Gloria, con lágrimas me decía: “mi esposo murió y me he quedado sola con mis cuatro hijos; los cuatro están perdidos” – y seguía llorando mientras yo pedía en mi mente que Dios me dé palabras de consuelo. “Mis hijos beben y llegan a cualquier hora, yo no se qué más hacer. He rogado mucho por ellos.
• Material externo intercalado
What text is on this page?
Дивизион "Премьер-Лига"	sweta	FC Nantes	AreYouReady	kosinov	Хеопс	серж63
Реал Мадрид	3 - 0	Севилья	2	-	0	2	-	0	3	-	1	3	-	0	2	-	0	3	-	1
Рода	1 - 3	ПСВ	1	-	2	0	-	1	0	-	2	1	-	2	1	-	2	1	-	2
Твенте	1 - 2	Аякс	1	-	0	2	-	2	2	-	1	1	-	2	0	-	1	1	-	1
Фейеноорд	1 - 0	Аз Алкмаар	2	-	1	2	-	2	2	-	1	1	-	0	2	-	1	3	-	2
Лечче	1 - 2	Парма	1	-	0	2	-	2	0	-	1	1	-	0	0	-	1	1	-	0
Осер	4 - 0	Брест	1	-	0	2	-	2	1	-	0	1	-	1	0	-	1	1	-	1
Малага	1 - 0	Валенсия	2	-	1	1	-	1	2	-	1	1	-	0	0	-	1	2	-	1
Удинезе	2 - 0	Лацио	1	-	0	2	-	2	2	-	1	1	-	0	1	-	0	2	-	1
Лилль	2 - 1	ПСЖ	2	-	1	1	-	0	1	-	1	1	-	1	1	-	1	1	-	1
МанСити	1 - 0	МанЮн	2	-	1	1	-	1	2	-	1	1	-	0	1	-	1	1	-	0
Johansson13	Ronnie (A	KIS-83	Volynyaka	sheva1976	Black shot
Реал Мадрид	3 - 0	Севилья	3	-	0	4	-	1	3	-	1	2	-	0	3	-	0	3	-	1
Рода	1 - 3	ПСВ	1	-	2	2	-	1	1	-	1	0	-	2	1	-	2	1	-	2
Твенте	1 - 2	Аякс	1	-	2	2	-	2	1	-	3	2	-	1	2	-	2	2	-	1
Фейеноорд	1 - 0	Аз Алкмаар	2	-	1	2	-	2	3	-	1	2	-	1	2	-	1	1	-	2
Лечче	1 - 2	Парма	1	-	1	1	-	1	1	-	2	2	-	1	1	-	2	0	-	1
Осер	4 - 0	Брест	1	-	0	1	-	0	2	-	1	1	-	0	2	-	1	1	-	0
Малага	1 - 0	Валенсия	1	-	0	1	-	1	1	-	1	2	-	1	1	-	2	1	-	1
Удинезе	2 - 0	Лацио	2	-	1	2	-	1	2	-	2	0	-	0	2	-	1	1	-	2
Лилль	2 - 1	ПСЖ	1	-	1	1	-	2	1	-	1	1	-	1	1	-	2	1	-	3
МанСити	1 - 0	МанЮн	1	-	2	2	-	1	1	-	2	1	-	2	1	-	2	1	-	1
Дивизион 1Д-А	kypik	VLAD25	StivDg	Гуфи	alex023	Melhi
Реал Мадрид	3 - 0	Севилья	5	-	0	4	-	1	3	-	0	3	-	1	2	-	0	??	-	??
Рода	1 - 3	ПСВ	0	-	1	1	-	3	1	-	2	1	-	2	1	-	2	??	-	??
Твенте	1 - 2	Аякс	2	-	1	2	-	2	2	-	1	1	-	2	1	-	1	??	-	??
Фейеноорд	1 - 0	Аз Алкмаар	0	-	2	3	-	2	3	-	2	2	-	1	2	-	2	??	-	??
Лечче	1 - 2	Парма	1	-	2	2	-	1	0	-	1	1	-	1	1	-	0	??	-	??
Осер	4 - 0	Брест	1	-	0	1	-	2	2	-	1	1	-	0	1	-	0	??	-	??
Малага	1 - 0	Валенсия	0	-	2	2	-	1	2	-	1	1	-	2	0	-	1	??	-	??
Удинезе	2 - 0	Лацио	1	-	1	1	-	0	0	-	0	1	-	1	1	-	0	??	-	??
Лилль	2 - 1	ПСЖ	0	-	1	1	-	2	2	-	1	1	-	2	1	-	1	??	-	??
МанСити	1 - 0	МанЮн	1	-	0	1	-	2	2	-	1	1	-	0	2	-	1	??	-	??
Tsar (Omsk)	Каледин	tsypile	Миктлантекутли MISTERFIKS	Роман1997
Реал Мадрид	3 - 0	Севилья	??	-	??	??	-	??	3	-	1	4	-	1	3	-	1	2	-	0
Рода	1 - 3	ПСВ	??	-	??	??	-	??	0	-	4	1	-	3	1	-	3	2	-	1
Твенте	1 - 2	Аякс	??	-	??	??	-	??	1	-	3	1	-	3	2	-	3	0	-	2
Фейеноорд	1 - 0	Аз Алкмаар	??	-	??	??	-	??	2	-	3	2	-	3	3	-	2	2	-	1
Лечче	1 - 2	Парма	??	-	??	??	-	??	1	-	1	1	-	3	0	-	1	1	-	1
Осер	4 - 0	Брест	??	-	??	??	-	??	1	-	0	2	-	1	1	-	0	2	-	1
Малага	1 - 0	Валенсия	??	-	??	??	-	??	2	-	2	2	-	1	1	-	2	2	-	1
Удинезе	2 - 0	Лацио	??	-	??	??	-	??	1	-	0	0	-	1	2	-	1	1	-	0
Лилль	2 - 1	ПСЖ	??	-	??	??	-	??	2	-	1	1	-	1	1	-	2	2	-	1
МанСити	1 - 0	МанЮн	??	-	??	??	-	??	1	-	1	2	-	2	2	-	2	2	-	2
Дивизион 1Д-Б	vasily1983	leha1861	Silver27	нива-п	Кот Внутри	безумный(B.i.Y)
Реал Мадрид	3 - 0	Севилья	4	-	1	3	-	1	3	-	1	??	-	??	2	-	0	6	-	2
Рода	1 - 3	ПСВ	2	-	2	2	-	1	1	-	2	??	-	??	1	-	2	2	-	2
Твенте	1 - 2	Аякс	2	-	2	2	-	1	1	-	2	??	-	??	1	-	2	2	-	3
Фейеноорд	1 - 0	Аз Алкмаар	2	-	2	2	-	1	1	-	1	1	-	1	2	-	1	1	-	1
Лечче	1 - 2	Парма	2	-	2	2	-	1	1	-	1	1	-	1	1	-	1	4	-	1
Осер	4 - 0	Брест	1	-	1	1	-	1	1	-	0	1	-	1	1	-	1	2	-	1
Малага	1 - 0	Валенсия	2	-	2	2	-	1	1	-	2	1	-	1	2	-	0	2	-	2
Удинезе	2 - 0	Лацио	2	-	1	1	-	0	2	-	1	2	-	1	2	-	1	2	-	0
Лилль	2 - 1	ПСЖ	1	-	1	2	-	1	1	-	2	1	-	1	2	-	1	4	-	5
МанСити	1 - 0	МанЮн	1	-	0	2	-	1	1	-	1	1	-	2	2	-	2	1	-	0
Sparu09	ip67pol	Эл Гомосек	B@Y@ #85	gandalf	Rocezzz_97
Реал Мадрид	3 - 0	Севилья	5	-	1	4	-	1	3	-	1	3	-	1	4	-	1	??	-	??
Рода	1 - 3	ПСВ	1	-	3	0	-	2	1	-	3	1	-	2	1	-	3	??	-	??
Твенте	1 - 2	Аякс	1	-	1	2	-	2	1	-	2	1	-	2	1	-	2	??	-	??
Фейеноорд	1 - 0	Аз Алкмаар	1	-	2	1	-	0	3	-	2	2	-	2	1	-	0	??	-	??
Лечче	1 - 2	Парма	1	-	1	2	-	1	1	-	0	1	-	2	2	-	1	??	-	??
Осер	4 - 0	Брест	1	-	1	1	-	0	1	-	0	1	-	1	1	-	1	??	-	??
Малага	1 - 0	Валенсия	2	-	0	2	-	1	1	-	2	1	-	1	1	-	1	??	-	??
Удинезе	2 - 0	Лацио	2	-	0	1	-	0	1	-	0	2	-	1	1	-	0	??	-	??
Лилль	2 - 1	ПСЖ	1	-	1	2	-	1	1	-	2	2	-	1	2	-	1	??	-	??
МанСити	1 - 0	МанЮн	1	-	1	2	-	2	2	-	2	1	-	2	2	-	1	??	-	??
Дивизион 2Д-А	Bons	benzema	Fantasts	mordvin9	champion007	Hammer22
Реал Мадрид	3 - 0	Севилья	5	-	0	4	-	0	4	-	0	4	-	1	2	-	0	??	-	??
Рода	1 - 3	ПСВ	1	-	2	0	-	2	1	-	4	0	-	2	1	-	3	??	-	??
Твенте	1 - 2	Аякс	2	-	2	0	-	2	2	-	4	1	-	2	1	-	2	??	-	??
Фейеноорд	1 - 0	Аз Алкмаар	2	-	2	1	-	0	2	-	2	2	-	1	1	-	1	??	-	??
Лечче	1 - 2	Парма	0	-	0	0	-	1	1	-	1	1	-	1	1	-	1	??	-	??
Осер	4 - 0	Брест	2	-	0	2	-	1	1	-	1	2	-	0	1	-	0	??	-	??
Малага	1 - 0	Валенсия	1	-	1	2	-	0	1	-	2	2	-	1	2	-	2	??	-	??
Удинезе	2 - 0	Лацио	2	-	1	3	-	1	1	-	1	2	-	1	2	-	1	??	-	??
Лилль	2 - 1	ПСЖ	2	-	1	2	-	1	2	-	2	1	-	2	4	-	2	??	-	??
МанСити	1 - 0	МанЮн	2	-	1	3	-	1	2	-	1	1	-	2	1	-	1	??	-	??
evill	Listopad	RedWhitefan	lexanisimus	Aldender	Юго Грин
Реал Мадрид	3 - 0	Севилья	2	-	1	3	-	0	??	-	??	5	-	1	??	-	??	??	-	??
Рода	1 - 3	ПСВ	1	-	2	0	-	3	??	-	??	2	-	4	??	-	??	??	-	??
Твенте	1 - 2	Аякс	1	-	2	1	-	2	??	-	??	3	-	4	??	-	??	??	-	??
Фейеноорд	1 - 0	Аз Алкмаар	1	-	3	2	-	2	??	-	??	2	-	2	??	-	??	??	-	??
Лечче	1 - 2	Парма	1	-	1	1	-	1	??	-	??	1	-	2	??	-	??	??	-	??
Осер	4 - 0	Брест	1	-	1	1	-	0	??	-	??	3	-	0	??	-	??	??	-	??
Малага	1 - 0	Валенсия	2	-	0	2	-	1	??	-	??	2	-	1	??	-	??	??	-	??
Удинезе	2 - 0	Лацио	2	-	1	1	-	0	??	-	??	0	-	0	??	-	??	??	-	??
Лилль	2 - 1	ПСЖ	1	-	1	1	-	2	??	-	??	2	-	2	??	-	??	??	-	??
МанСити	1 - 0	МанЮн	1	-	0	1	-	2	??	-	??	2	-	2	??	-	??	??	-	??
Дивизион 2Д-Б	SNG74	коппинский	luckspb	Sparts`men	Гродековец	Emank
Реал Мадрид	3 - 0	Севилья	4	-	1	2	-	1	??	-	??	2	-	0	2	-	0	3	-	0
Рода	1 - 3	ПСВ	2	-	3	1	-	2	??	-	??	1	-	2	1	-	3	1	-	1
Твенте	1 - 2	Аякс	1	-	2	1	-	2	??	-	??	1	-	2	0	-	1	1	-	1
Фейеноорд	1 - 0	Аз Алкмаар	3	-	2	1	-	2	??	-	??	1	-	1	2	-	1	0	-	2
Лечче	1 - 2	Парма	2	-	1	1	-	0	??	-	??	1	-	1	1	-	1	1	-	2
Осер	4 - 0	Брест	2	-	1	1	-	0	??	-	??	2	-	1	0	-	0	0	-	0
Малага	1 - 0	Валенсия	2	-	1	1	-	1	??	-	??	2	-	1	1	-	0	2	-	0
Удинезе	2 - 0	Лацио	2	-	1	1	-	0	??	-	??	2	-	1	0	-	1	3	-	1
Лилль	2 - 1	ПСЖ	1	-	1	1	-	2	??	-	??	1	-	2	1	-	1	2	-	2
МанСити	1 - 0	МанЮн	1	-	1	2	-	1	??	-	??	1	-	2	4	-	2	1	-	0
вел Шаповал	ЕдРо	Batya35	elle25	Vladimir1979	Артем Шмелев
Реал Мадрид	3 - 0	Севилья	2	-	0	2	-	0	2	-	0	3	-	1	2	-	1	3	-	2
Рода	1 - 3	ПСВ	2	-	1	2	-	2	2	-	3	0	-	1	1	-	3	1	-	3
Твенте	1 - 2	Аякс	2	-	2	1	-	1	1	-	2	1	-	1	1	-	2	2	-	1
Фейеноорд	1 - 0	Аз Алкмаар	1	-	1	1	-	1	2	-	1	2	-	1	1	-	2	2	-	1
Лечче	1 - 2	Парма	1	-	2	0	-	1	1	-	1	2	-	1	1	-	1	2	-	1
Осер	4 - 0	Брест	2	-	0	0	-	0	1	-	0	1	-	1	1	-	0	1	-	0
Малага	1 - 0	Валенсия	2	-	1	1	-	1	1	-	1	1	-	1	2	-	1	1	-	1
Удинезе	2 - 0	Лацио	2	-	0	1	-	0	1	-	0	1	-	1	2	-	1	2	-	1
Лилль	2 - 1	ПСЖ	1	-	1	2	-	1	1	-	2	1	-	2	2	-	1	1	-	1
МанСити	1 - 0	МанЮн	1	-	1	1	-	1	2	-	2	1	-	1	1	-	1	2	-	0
El mayor, se llama José, se quedó paralítico y prometió dejar el vicio, los otros no se cuándo dejarán de beber”. El tiempo pasó y nos volvimos a comunicar, ya no había dolor en su rostro, Gloria dijo, “gracias a Dios están en rehabilitación todos mis hijos”. Ese fue su testimonio un tiempo después de haber aceptado a Jesús. “Parecía que nunca iba a dejar de llorar, para volver a sonreír”, decía Gloria llena de gozo.

¿ Crees que nadie sufre como tú? ¿Te aterra pensar que no hay solución a tu sufrimiento?¿Has quitado a Dios el control de tu problema?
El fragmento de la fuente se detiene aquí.